The pathophysiology of asthma is characterized by a pattern of lung dysfunction that includes [1,2]:
- Airflow limitation that reverses with bronchodilator administration.
- Variable airflow limitation, which can be either circadian or episodic in nature.
- Airways hyperresponsiveness, which is an excessive decrease in airflow in response to specific stimuli or "triggers" (see "Risk factors for asthma").
Unlike other pulmonary diseases, asthma cannot be identified by a definitive pathologic picture or one diagnostic test. (See "Diagnosis of asthma in adolescents and adults".) Rather, the diagnosis of asthma is based upon an appropriate clinical history and characteristic findings from a series of pulmonary function tests [1-3]. These tests most often include different measures of airflow, bronchodilator responses, lung volumes, and the diffusing capacity. (See "Overview of pulmonary function testing in adults".)

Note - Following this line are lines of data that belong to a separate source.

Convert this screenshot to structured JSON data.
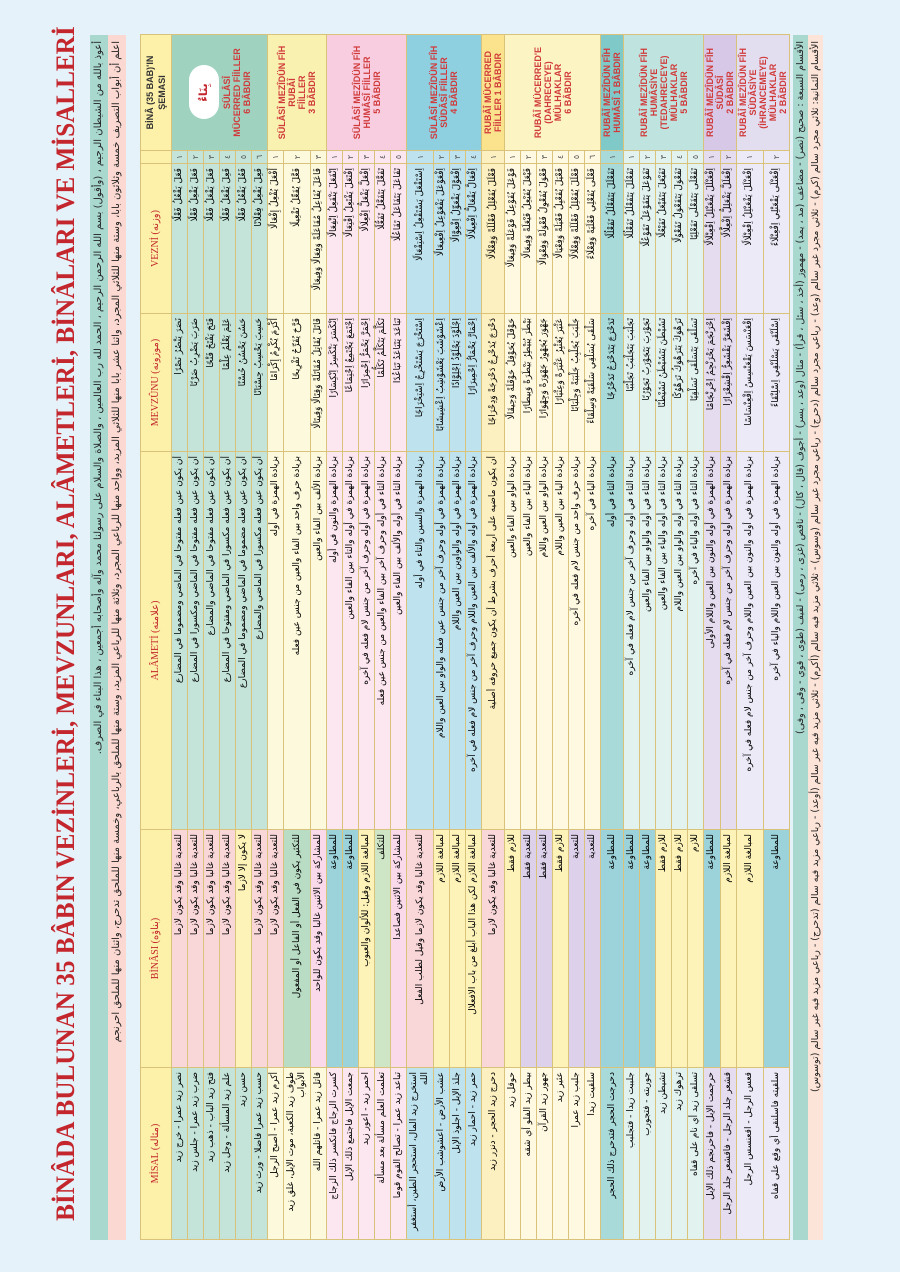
{
  "title": "BİNÂDA BULUNAN 35 BÂBIN VEZİNLERİ, MEVZUNLARI, ALÂMETLERİ, BİNÂLARI VE MİSALLERİ",
  "intro": [
    "أعوذ بالله من الشيطان الرجيم ، (وأقول) بسم الله الرحمن الرحيم ، الحمد لله رب العالمين ، والصلاة والسلام على رسولنا محمد وآله وأصحابه أجمعين ، هذا البناء في الصرف.",
    "اعلم أن أبواب التصريف خمسة وثلاثون بابا، وستة منها للثلاثي المجرد، واثنا عشر بابا منها للثلاثي المزيد، وواحد منها للرباعي المجرد، وثلاثة منها للرباعي المزيد، وستة منها للملحق بالرباعي، وخمسة منها للملحق تدحرج، واثنان منها للملحق احرنجم"
  ],
  "headers": {
    "misal": "MİSAL (مثاله)",
    "binasi": "BİNÂSI (بناؤه)",
    "alameti": "ALÂMETİ (علامته)",
    "mevzunu": "MEVZÛNU (موزونه)",
    "vezni": "VEZNİ (وزنه)",
    "schema": "BİNÂ (35 BAB)'IN ŞEMASI"
  },
  "cloud_label": "بِنَاءٌ",
  "groups": [
    {
      "label": "SÜLÂSÎ\nMÜCERRED FİİLLER\n6 BÂBDIR",
      "color": "#9fd3c0",
      "tint": "#c4e4da",
      "rows": [
        {
          "num": "١",
          "vezni": "فَعَلَ يَفْعُلُ فَعْلًا",
          "mevzunu": "نَصَرَ يَنْصُرُ نَصْرًا",
          "alameti": "أن يكون عين فعله مفتوحا في الماضي ومضموما في المضارع",
          "binasi": "للتعدية غالبا وقد يكون لازما",
          "bc": "#f9d6d8",
          "misal": "نصر زيد عمرا - خرج زيد"
        },
        {
          "num": "٢",
          "vezni": "فَعَلَ يَفْعِلُ فَعْلًا",
          "mevzunu": "ضَرَبَ يَضْرِبُ ضَرْبًا",
          "alameti": "أن يكون عين فعله مفتوحا في الماضي ومكسورا في المضارع",
          "binasi": "للتعدية غالبا وقد يكون لازما",
          "bc": "#f9d6d8",
          "misal": "ضرب زيد عمرا - جلس زيد"
        },
        {
          "num": "٣",
          "vezni": "فَعَلَ يَفْعَلُ فَعْلًا",
          "mevzunu": "فَتَحَ يَفْتَحُ فَتْحًا",
          "alameti": "أن يكون عين فعله مفتوحا في الماضي والمضارع",
          "binasi": "للتعدية غالبا وقد يكون لازما",
          "bc": "#f9d6d8",
          "misal": "فتح زيد الباب - ذهب زيد"
        },
        {
          "num": "٤",
          "vezni": "فَعِلَ يَفْعَلُ فَعْلًا",
          "mevzunu": "عَلِمَ يَعْلَمُ عِلْمًا",
          "alameti": "أن يكون عين فعله مكسورا في الماضي ومفتوحا في المضارع",
          "binasi": "للتعدية غالبا وقد يكون لازما",
          "bc": "#f9d6d8",
          "misal": "علم زيد المسألة - وجل زيد"
        },
        {
          "num": "٥",
          "vezni": "فَعُلَ يَفْعُلُ فَعْلًا",
          "mevzunu": "حَسُنَ يَحْسُنُ حُسْنًا",
          "alameti": "أن يكون عين فعله مضموما في الماضي ومضموما في المضارع",
          "binasi": "لا يكون إلا لازما",
          "bc": "#fdf3b8",
          "misal": "حسن زيد"
        },
        {
          "num": "٦",
          "vezni": "فَعِلَ يَفْعِلُ فِعْلَانًا",
          "mevzunu": "حَسِبَ يَحْسِبُ حِسْبَانًا",
          "alameti": "أن يكون عين فعله مكسورا في الماضي والمضارع",
          "binasi": "للتعدية غالبا وقد يكون لازما",
          "bc": "#f9d6d8",
          "misal": "حسب زيد عمرا فاضلا - ورث زيد"
        }
      ]
    },
    {
      "label": "SÜLÂSÎ MEZÎDÜN FÎH RUBÂÎ\nFİİLLER\n3 BÂBDIR",
      "color": "#f8f1b0",
      "tint": "#fdf9dc",
      "rows": [
        {
          "num": "١",
          "vezni": "أَفْعَلَ يُفْعِلُ إِفْعَالًا",
          "mevzunu": "أَكْرَمَ يُكْرِمُ إِكْرَامًا",
          "alameti": "بزيادة الهمزة في أوله",
          "binasi": "للتعدية غالبا وقد يكون لازما",
          "bc": "#f9d6d8",
          "misal": "أكرم زيد عمرا - أصبح الرجل"
        },
        {
          "num": "٢",
          "vezni": "فَعَّلَ يُفَعِّلُ تَفْعِيلًا",
          "mevzunu": "فَرَّحَ يُفَرِّحُ تَفْرِيحًا",
          "alameti": "بزيادة حرف واحد بين الفاء والعين من جنس عين فعله",
          "binasi": "للتكثير يكون في الفعل أو الفاعل أو المفعول",
          "bc": "#b9dcc4",
          "misal": "طوف زيد الكعبة، موت الإبل، غلق زيد الأبواب"
        },
        {
          "num": "٣",
          "vezni": "فَاعَلَ يُفَاعِلُ مُفَاعَلَةً وَفِعَالًا وَفِيعَالًا",
          "mevzunu": "قَاتَلَ يُقَاتِلُ مُقَاتَلَةً وَقِتَالًا وَقِيتَالًا",
          "alameti": "بزيادة الألف بين الفاء والعين",
          "binasi": "للمشاركة بين الاثنين غالبا وقد يكون للواحد",
          "bc": "#f9d9ea",
          "misal": "قاتل زيد عمرا - قاتلهم الله"
        }
      ]
    },
    {
      "label": "SÜLÂSÎ MEZÎDÜN FÎH\nHUMÂSÎ FİİLLER\n5 BÂBDIR",
      "color": "#f9cde0",
      "tint": "#fce6ef",
      "rows": [
        {
          "num": "١",
          "vezni": "اِنْفَعَلَ يَنْفَعِلُ اِنْفِعَالًا",
          "mevzunu": "اِنْكَسَرَ يَنْكَسِرُ اِنْكِسَارًا",
          "alameti": "بزيادة الهمزة والنون في أوله",
          "binasi": "للمطاوعة",
          "bc": "#9cd3da",
          "misal": "كسرت الزجاج فانكسر ذلك الزجاج"
        },
        {
          "num": "٢",
          "vezni": "اِفْتَعَلَ يَفْتَعِلُ اِفْتِعَالًا",
          "mevzunu": "اِجْتَمَعَ يَجْتَمِعُ اِجْتِمَاعًا",
          "alameti": "بزيادة الهمزة في أوله والتاء بين الفاء والعين",
          "binasi": "للمطاوعة",
          "bc": "#9cd3da",
          "misal": "جمعت الإبل فاجتمع ذلك الإبل"
        },
        {
          "num": "٣",
          "vezni": "اِفْعَلَّ يَفْعَلُّ اِفْعِلَالًا",
          "mevzunu": "اِحْمَرَّ يَحْمَرُّ اِحْمِرَارًا",
          "alameti": "بزيادة الهمزة في أوله وحرف آخر من جنس لام فعله في آخره",
          "binasi": "لمبالغة اللازم وقيل: للألوان والعيوب",
          "bc": "#fdf3b8",
          "misal": "احمر زيد - اعور زيد"
        },
        {
          "num": "٤",
          "vezni": "تَفَعَّلَ يَتَفَعَّلُ تَفَعُّلًا",
          "mevzunu": "تَكَلَّمَ يَتَكَلَّمُ تَكَلُّمًا",
          "alameti": "بزيادة التاء في أوله وحرف آخر بين الفاء والعين من جنس عين فعله",
          "binasi": "للتكلف",
          "bc": "#cfe6c6",
          "misal": "تعلمت العلم مسألة بعد مسألة"
        },
        {
          "num": "٥",
          "vezni": "تَفَاعَلَ يَتَفَاعَلُ تَفَاعُلًا",
          "mevzunu": "تَبَاعَدَ يَتَبَاعَدُ تَبَاعُدًا",
          "alameti": "بزيادة التاء في أوله والألف بين الفاء والعين",
          "binasi": "للمشاركة بين الاثنين فصاعدا",
          "bc": "#f9d9ea",
          "misal": "تباعد زيد عمرا - تصالح القوم قوما"
        }
      ]
    },
    {
      "label": "SÜLÂSÎ MEZÎDÜN FÎH\nSÜDÂSÎ FİİLLER\n4 BÂBDIR",
      "color": "#8ecfe0",
      "tint": "#bfe3ee",
      "rows": [
        {
          "num": "١",
          "vezni": "اِسْتَفْعَلَ يَسْتَفْعِلُ اِسْتِفْعَالًا",
          "mevzunu": "اِسْتَخْرَجَ يَسْتَخْرِجُ اِسْتِخْرَاجًا",
          "alameti": "بزيادة الهمزة والسين والتاء في أوله",
          "binasi": "للتعدية غالبا وقد يكون لازما وقيل لطلب الفعل",
          "bc": "#f9d6d8",
          "misal": "استخرج زيد المال، استحجر الطين، أستغفر الله"
        },
        {
          "num": "٢",
          "vezni": "اِفْعَوْعَلَ يَفْعَوْعِلُ اِفْعِيعَالًا",
          "mevzunu": "اِعْشَوْشَبَ يَعْشَوْشِبُ اِعْشِيشَابًا",
          "alameti": "بزيادة الهمزة في أوله وحرف آخر من جنس عين فعله والواو بين العين واللام",
          "binasi": "لمبالغة اللازم",
          "bc": "#fdf3b8",
          "misal": "عشب الأرض - اعشوشب الأرض"
        },
        {
          "num": "٣",
          "vezni": "اِفْعَوَّلَ يَفْعَوِّلُ اِفْعِوَّالًا",
          "mevzunu": "اِجْلَوَّذَ يَجْلَوِّذُ اِجْلِوَّاذًا",
          "alameti": "بزيادة الهمزة في أوله والواوين بين العين واللام",
          "binasi": "لمبالغة اللازم",
          "bc": "#fdf3b8",
          "misal": "جلذ الإبل - اجلوذ الإبل"
        },
        {
          "num": "٤",
          "vezni": "اِفْعَالَّ يَفْعَالُّ اِفْعِيلَالًا",
          "mevzunu": "اِحْمَارَّ يَحْمَارُّ اِحْمِيرَارًا",
          "alameti": "بزيادة الهمزة في أوله والألف بين العين واللام وحرف آخر من جنس لام فعله في آخره",
          "binasi": "لمبالغة اللازم لكن هذا الباب أبلغ من باب الافعلال",
          "bc": "#fdf3b8",
          "misal": "حمر زيد - احمار زيد"
        }
      ]
    },
    {
      "label": "RUBÂÎ MÜCERRED\nFİİLLER 1 BÂBDIR",
      "color": "#fbe38d",
      "tint": "#fdf0c0",
      "rows": [
        {
          "num": "١",
          "vezni": "فَعْلَلَ يُفَعْلِلُ فَعْلَلَةً وَفِعْلَالًا",
          "mevzunu": "دَحْرَجَ يُدَحْرِجُ دَحْرَجَةً وَدِحْرَاجًا",
          "alameti": "أن يكون ماضيه على أربعة أحرف بشرط أن يكون جميع حروفه أصلية",
          "binasi": "للتعدية غالبا وقد يكون لازما",
          "bc": "#f9d6d8",
          "misal": "دحرج زيد الحجر - دنزر زيد"
        }
      ]
    },
    {
      "label": "RUBÂÎ MÜCERRED'E\n(DAHRECEYE)\nMÜLHAKLAR\n6 BÂBDIR",
      "color": "#fdf4c4",
      "tint": "#fff9e2",
      "rows": [
        {
          "num": "١",
          "vezni": "فَوْعَلَ يُفَوْعِلُ فَوْعَلَةً وَفِيعَالًا",
          "mevzunu": "حَوْقَلَ يُحَوْقِلُ حَوْقَلَةً وَحِيقَالًا",
          "alameti": "بزيادة الواو بين الفاء والعين",
          "binasi": "للازم فقط",
          "bc": "#fdf3b8",
          "misal": "حوقل زيد"
        },
        {
          "num": "٢",
          "vezni": "فَيْعَلَ يُفَيْعِلُ فَيْعَلَةً وَفِيعَالًا",
          "mevzunu": "بَيْطَرَ يُبَيْطِرُ بَيْطَرَةً وَبِيطَارًا",
          "alameti": "بزيادة الياء بين الفاء والعين",
          "binasi": "للتعدية فقط",
          "bc": "#ddd0ea",
          "misal": "بيطر زيد الفلو أي شقه"
        },
        {
          "num": "٣",
          "vezni": "فَعْوَلَ يُفَعْوِلُ فَعْوَلَةً وَفِعْوَالًا",
          "mevzunu": "جَهْوَرَ يُجَهْوِرُ جَهْوَرَةً وَجِهْوَارًا",
          "alameti": "بزيادة الواو بين العين واللام",
          "binasi": "للتعدية فقط",
          "bc": "#ddd0ea",
          "misal": "جهور زيد القرآن"
        },
        {
          "num": "٤",
          "vezni": "فَعْيَلَ يُفَعْيِلُ فَعْيَلَةً وَفِعْيَالًا",
          "mevzunu": "عَثْيَرَ يُعَثْيِرُ عَثْيَرَةً وَعِثْيَارًا",
          "alameti": "بزيادة الياء بين العين واللام",
          "binasi": "للازم فقط",
          "bc": "#fdf3b8",
          "misal": "عثير زيد"
        },
        {
          "num": "٥",
          "vezni": "فَعْلَلَ يُفَعْلِلُ فَعْلَلَةً وَفِعْلَالًا",
          "mevzunu": "جَلْبَبَ يُجَلْبِبُ جَلْبَبَةً وَجِلْبَابًا",
          "alameti": "بزيادة حرف واحد من جنس لام فعله في آخره",
          "binasi": "للتعدية",
          "bc": "#ddd0ea",
          "misal": "جلبب زيد عمرا"
        },
        {
          "num": "٦",
          "vezni": "فَعْلَى يُفَعْلِي فَعْلَيَةً وَفِعْلَاءً",
          "mevzunu": "سَلْقَى يُسَلْقِي سَلْقَيَةً وَسِلْقَاءً",
          "alameti": "بزيادة الياء في آخره",
          "binasi": "للتعدية",
          "bc": "#ddd0ea",
          "misal": "سلقيت زيدا"
        }
      ]
    },
    {
      "label": "RUBÂÎ MEZÎDÜN FÎH\nHUMÂSÎ 1 BÂBDIR",
      "color": "#7fc9c9",
      "tint": "#a9dada",
      "rows": [
        {
          "num": "١",
          "vezni": "تَفَعْلَلَ يَتَفَعْلَلُ تَفَعْلُلًا",
          "mevzunu": "تَدَحْرَجَ يَتَدَحْرَجُ تَدَحْرُجًا",
          "alameti": "بزيادة التاء في أوله",
          "binasi": "للمطاوعة",
          "bc": "#9cd3da",
          "misal": "دحرجت الحجر فتدحرج ذلك الحجر"
        }
      ]
    },
    {
      "label": "RUBÂÎ MEZÎDÜN FÎH\nHUMÂSİYE (TEDAHRECEYE)\nMÜLHAKLAR\n5 BÂBDIR",
      "color": "#bfe4df",
      "tint": "#e2f2ef",
      "rows": [
        {
          "num": "١",
          "vezni": "تَفَعْلَلَ يَتَفَعْلَلُ تَفَعْلُلًا",
          "mevzunu": "تَجَلْبَبَ يَتَجَلْبَبُ تَجَلْبُبًا",
          "alameti": "بزيادة التاء في أوله وحرف آخر من جنس لام فعله في آخره",
          "binasi": "للمطاوعة",
          "bc": "#9cd3da",
          "misal": "جلببت زيدا - فتجلبب"
        },
        {
          "num": "٢",
          "vezni": "تَفَوْعَلَ يَتَفَوْعَلُ تَفَوْعُلًا",
          "mevzunu": "تَجَوْرَبَ يَتَجَوْرَبُ تَجَوْرُبًا",
          "alameti": "بزيادة التاء في أوله والواو بين الفاء والعين",
          "binasi": "للمطاوعة",
          "bc": "#9cd3da",
          "misal": "جوربته - فتجورب"
        },
        {
          "num": "٣",
          "vezni": "تَفَيْعَلَ يَتَفَيْعَلُ تَفَيْعُلًا",
          "mevzunu": "تَشَيْطَنَ يَتَشَيْطَنُ تَشَيْطُنًا",
          "alameti": "بزيادة التاء في أوله والياء بين الفاء والعين",
          "binasi": "للازم فقط",
          "bc": "#fdf3b8",
          "misal": "تشيطن زيد"
        },
        {
          "num": "٤",
          "vezni": "تَفَعْوَلَ يَتَفَعْوَلُ تَفَعْوُلًا",
          "mevzunu": "تَرَهْوَكَ يَتَرَهْوَكُ تَرَهْوُكًا",
          "alameti": "بزيادة التاء في أوله والواو بين العين واللام",
          "binasi": "للازم فقط",
          "bc": "#fdf3b8",
          "misal": "ترهوك زيد"
        },
        {
          "num": "٥",
          "vezni": "تَفَعْلَى يَتَفَعْلَى تَفَعْلِيًا",
          "mevzunu": "تَسَلْقَى يَتَسَلْقَى تَسَلْقِيًا",
          "alameti": "بزيادة التاء في أوله والياء في آخره",
          "binasi": "للازم",
          "bc": "#fdf3b8",
          "misal": "تسلقى زيد أي نام على قفاه"
        }
      ]
    },
    {
      "label": "RUBÂÎ MEZÎDÜN FÎH SÜDÂSÎ\n2 BÂBDIR",
      "color": "#d6c8e6",
      "tint": "#e6dcf0",
      "rows": [
        {
          "num": "١",
          "vezni": "اِفْعَنْلَلَ يَفْعَنْلِلُ اِفْعِنْلَالًا",
          "mevzunu": "اِحْرَنْجَمَ يَحْرَنْجِمُ اِحْرِنْجَامًا",
          "alameti": "بزيادة الهمزة في أوله والنون بين العين واللام الأولى",
          "binasi": "للمطاوعة",
          "bc": "#9cd3da",
          "misal": "حرجمت الإبل - فاحرنجم ذلك الإبل"
        },
        {
          "num": "٢",
          "vezni": "اِفْعَلَلَّ يَفْعَلِلُّ اِفْعِلَّالًا",
          "mevzunu": "اِقْشَعَرَّ يَقْشَعِرُّ اِقْشِعْرَارًا",
          "alameti": "بزيادة الهمزة في أوله وحرف آخر من جنس لام فعله في آخره",
          "binasi": "لمبالغة اللازم",
          "bc": "#fdf3b8",
          "misal": "قشعر جلد الرجل - فاقشعر جلد الرجل"
        }
      ]
    },
    {
      "label": "RUBÂÎ MEZÎDÜN FÎH\nSÜDÂSİYE (İHRANCEMEYE)\nMÜLHAKLAR\n2 BÂBDIR",
      "color": "#e2def0",
      "tint": "#eceaf6",
      "rows": [
        {
          "num": "١",
          "vezni": "اِفْعَنْلَلَ يَفْعَنْلِلُ اِفْعِنْلَالًا",
          "mevzunu": "اِقْعَنْسَسَ يَقْعَنْسِسُ اِقْعِنْسَاسًا",
          "alameti": "بزيادة الهمزة في أوله والنون بين العين واللام وحرف آخر من جنس لام فعله في آخره",
          "binasi": "لمبالغة اللازم",
          "bc": "#fdf3b8",
          "misal": "قعس الرجل - اقعنسس الرجل"
        },
        {
          "num": "٢",
          "vezni": "اِفْعَنْلَى يَفْعَنْلِي اِفْعِنْلَاءً",
          "mevzunu": "اِسْلَنْقَى يَسْلَنْقِي اِسْلِنْقَاءً",
          "alameti": "بزيادة الهمزة في أوله والنون بين العين واللام والياء في آخره",
          "binasi": "للمطاوعة",
          "bc": "#9cd3da",
          "misal": "سلقيته فاسلنقى أي وقع على قفاه"
        }
      ]
    }
  ],
  "footer": [
    "الأقسام السبعة : صحيح (نصر) - مضاعف (مد ، يمد) - مهموز (أخذ ، سئل ، قرأ) - مثال (وعد ، يسر) - أجوف (قال ، كال) - ناقص (غزى ، رمى) - لفيف (طوى ، قوي - وقى ، وفى)",
    "الأقسام الثمانية: ثلاثي مجرد سالم (كرم) - ثلاثي مجرد غير سالم (وعد) - رباعي مجرد سالم (دحرج) - رباعي مجرد غير سالم (وسوس) - ثلاثي مزيد فيه سالم (أكرم) - ثلاثي مزيد فيه غير سالم (أوعد) - رباعي مزيد فيه سالم (تدحرج) - رباعي مزيد فيه غير سالم (توسوس)"
  ]
}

MEASURES OF AIRFLOW LIMITATION
The detection of airflow limitation in the patient with asthma can be accomplished with a variety of techniques. The most common are the measurement of peak expiratory flow rate (PEFR), forced expiratory volume in one second (FEV1), and the flow-volume relationship [3,4]. It is important to realize that these endpoints are not necessarily equivalent because of the complex physiology of the lung and the clinical state of the patient.
Peak expiratory flow rate — Peak expiratory flow rate (PEFR) is measured during a maximally forceful and rapid exhalation that immediately follows a maximal inhalation. The utility of PEFR to detect the presence of airflow limitation is not particularly good, since the variability of PEFR among individuals is very large (+30 percent) [3-5]. However, PEFR is a useful method of monitoring changes or trends in the patient's lung function [2,3,6-10].